Actually neither , I meant how do you actually call functions in the libraries? To have a seperate code segment that doesn't cover the whole address space would imply that you need to switch segments to execute library functions, the only way I thought of dealing with this was to require the kernel to tunnel between segments to call library functions on the process' behalf, that would incur a context switching cost and also plays hell with dynamic linking so I was wondering if you had a way around it?

Libraries fulfill a different purpose than your description though, they don't so much provide a service as they simplify providing the service that the program is trying to perform, take libc, libstdc++ and Boost for example, they are just librarys of functions to simplify programming tasks, it wouldn't really be appropriate to tunnel to them for each call and I would like to avoid requiring static linkage for everything. (I am trying to create a "legacy avoidance" feature, everything, including system calls is concealed in libraries so if I change the kernel ABI or the ABI of any of the services then it won't require a code update and recompile since the libraries will automagically translate the older functions into the newer ones with the program being none the wiser - this avoids having to do the checks in the services or the kernel which helps prevent unnecessary bloat and conditions checks which would penalise up-to-date software *cough*MSWindows*cough*)

[Colonel Kernel]

I meant how do you actually call functions in the libraries? To have a seperate code segment that doesn't cover the whole address space would imply that you need to switch segments to execute library functions, the only way I thought of dealing with this was to require the kernel to tunnel between segments to call library functions on the process' behalf, that would incur a context switching cost and also plays hell with dynamic linking so I was wondering if you had a way around it?

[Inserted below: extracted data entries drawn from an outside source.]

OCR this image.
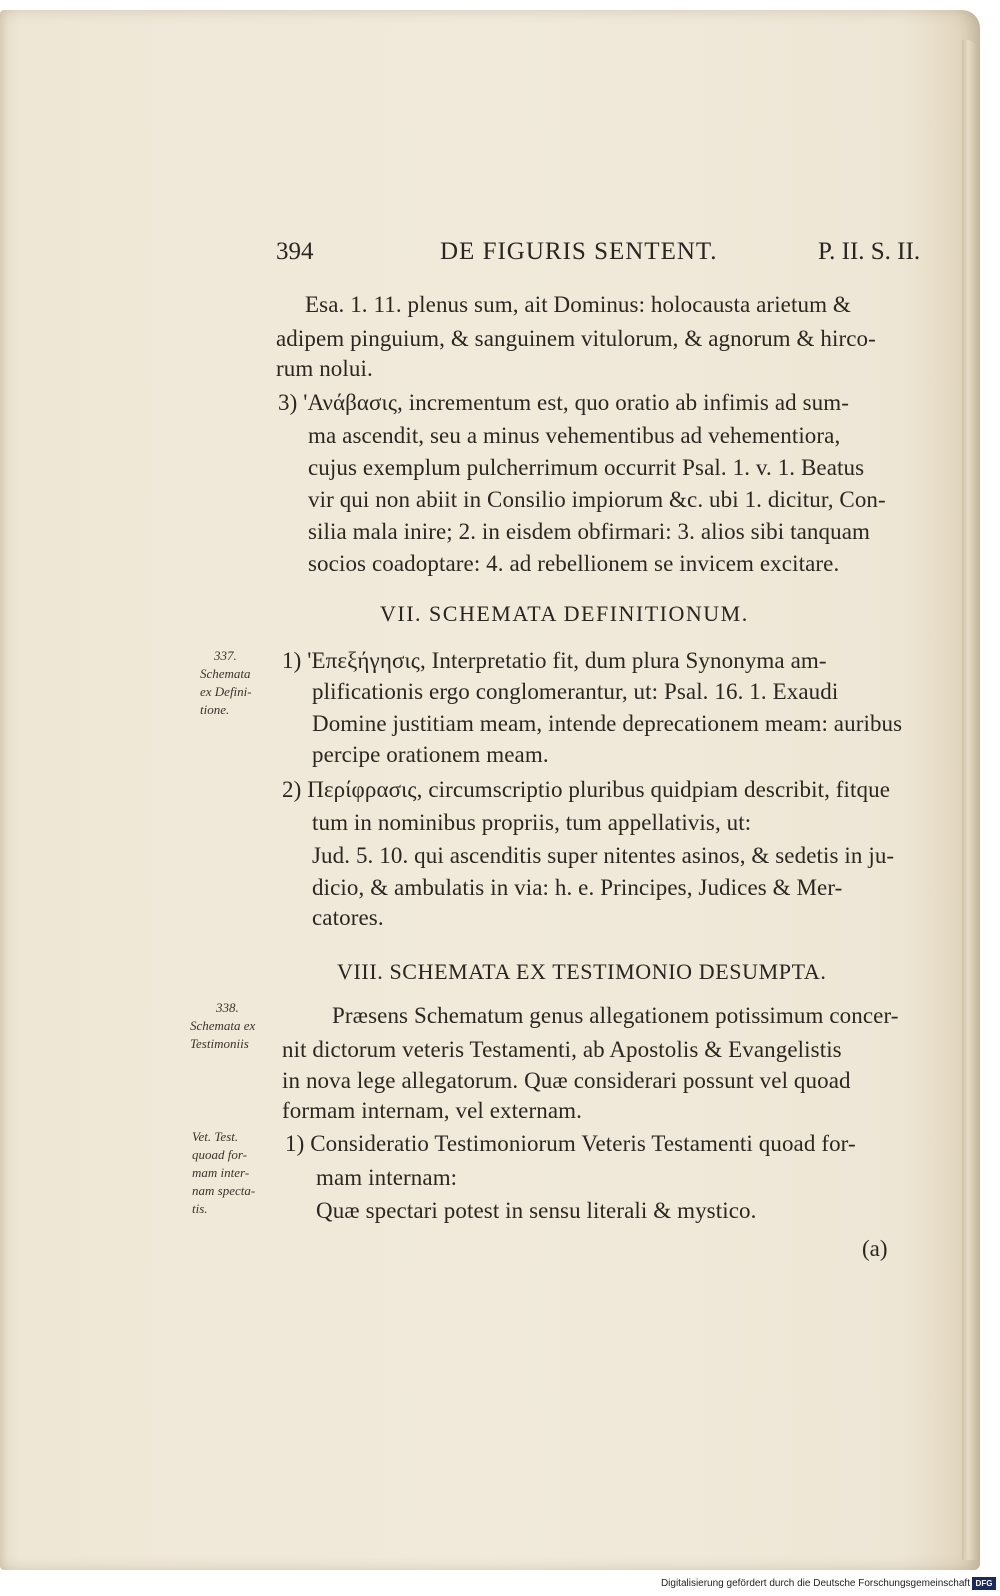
394	DE FIGURIS SENTENT.	P. II. S. II.
Esa. 1. 11. plenus sum, ait Dominus: holocausta arietum &
adipem pinguium, & sanguinem vitulorum, & agnorum & hirco-
rum nolui.
3) 'Ανάβασις, incrementum est, quo oratio ab infimis ad sum-
ma ascendit, seu a minus vehementibus ad vehementiora,
cujus exemplum pulcherrimum occurrit Psal. 1. v. 1. Beatus
vir qui non abiit in Consilio impiorum &c. ubi 1. dicitur, Con-
silia mala inire; 2. in eisdem obfirmari: 3. alios sibi tanquam
socios coadoptare: 4. ad rebellionem se invicem excitare.
VII. SCHEMATA DEFINITIONUM.
337.
Schemata
ex Defini-
tione.
1) 'Επεξήγησις, Interpretatio fit, dum plura Synonyma am-
plificationis ergo conglomerantur, ut: Psal. 16. 1. Exaudi
Domine justitiam meam, intende deprecationem meam: auribus
percipe orationem meam.
2) Περίφρασις, circumscriptio pluribus quidpiam describit, fitque
tum in nominibus propriis, tum appellativis, ut:
Jud. 5. 10. qui ascenditis super nitentes asinos, & sedetis in ju-
dicio, & ambulatis in via: h. e. Principes, Judices & Mer-
catores.
VIII. SCHEMATA EX TESTIMONIO DESUMPTA.
338.
Schemata ex
Testimoniis
Præsens Schematum genus allegationem potissimum concer-
nit dictorum veteris Testamenti, ab Apostolis & Evangelistis
in nova lege allegatorum. Quæ considerari possunt vel quoad
formam internam, vel externam.
Vet. Test.
quoad for-
mam inter-
nam specta-
tis.
1) Consideratio Testimoniorum Veteris Testamenti quoad for-
mam internam:
Quæ spectari potest in sensu literali & mystico.
(a)
Digitalisierung gefördert durch die Deutsche Forschungsgemeinschaft DFG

Can't the code calling the library function just change CS itself? I thought that was perfectly fine, as long as the selector being loaded is valid. The kernel would need to be involved when adding a new code segment to the LDT for that process, but otherwise it should be fine. Windows 3.x was able to do it in 16-bit protected mode, anyway...

[AR]

I was under the impression that changing CS/DS/ES/FS/GS/SS was a privileged operation since it would violate containment if the program can change it's own segments (which is presumably why "gates" exist).

Windows 3.x ran everything in Ring0 IIRC, so that isn't a big suprise.

[Pype.Clicker]

you can perfectly change the current selector for any register segment as long as you don't enfringe the priority rules, which means:
1) you don't try to call code segment at another priviledge level than yours
2) you don't try to access a code segment that requires higher priviledge than yours.